Obama’s call for an open Internet puts him at odds with regulators - The Washington Post: Huddled in an FCC conference room Monday with officials from major Web companies, including Google, Yahoo and Etsy, agency Chairman Tom Wheeler said he has preferred a more nuanced solution. That approach would deliver some of what Obama wants but also would address the concerns of the companies that provide Internet access to millions of Americans, such as Comcast, Time Warner Cable and AT&T. “What you want is what everyone wants: an open Internet that doesn’t affect your business,” a visibly frustrated Wheeler said at the meeting, according to four people who attended. “What I’ve got to figure out is how to split the baby.”

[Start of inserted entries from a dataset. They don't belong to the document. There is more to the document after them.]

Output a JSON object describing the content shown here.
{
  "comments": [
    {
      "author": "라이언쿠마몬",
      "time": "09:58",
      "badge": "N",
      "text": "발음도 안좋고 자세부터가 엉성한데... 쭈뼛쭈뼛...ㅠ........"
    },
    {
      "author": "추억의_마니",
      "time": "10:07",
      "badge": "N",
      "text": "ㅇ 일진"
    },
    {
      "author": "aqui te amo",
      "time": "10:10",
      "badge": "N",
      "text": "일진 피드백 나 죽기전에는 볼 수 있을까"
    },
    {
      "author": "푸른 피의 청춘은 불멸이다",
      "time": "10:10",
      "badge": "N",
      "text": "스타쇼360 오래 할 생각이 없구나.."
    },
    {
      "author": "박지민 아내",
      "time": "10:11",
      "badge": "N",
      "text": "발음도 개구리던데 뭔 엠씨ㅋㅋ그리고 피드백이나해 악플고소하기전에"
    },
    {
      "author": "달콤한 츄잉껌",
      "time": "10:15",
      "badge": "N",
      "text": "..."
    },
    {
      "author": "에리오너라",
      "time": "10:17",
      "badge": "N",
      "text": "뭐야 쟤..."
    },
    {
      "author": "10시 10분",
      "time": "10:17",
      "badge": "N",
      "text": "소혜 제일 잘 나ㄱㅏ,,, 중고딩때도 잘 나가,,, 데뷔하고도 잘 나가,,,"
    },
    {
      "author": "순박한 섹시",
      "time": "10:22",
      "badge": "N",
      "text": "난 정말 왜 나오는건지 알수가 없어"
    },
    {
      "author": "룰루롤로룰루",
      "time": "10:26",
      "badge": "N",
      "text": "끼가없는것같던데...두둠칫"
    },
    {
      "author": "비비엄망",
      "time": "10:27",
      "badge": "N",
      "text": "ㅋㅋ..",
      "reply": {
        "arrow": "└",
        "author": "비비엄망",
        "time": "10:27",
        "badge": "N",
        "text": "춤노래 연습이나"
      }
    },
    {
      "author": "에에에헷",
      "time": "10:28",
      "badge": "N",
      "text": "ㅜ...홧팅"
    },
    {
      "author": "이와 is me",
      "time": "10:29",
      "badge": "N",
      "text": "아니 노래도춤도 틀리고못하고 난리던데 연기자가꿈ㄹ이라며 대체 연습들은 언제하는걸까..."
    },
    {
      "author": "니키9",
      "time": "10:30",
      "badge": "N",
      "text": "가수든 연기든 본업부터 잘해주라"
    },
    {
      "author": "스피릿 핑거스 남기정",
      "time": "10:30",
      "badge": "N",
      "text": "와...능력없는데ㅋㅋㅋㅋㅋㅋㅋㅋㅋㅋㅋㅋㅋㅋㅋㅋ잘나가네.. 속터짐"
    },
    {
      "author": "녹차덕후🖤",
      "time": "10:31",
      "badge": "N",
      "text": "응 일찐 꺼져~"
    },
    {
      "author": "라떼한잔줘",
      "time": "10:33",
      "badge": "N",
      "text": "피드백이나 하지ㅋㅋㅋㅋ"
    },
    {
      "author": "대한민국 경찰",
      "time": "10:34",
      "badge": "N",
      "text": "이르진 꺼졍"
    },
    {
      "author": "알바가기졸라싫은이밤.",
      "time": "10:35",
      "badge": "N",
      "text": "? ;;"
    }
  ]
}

It's natural given Tom Wheeler's background as a telecom lobbyist that he would look for some kind of deal or compromise that opposing parties in a contentious policy issue can live with. But that's not what President Obama -- who designated Wheeler as Federal Communications Commission chair -- had in mind when he issued a statement this week calling on the FCC to issue rules defining Internet service a common carrier telecommunications service under Title II of the Communications Act instead of a more narrowly offered, specialized information service under Title I of the statute. These are entirely different regulatory schemes that don't lend themselves to hybrid models. It's an either/or choice. The baby can't be split. Moreover, doing so will only create legal uncertainty and fuel litigation. Rather than satisfying various stakeholders, none will be happy and more inclined to turn to the courts for redress of their grievances, potentially creating years of regulatory uncertainty.

Judging from the millions of comments filed with the FCC on the question, it's eminently clear the public preference is for Title II common carrier regulation of Internet service providers. Which makes sense given the Internet is gradually replacing the role the telephone system served in the past: a universal communications system accessible to everyone regardless of their location and whether they received or placed calls. Even the legacy incumbent telephone companies agree, saying it doesn't make sense for them to have to adhere to regulations governing landline telephone service.

Bottom line at this point, this is now primarily a political and not a regulatory issue. As such, expect politics to come more sharply into play. If Wheeler can't bring himself to make a clear policy call for Title II, President Obama could end up designating another Democrat on the FCC to replace him as chair. Speaking of Democratic politicians, I expect former President Bill Clinton will weigh in siding with Obama, saying something like Title II was where he ultimately intended Internet regulation to go when he signed the 1996 Telecommunications Act into law, with Title I more of a transitional but not permanent regulatory scheme. His vice president, Al Gore, could also join the Title II juggernaut.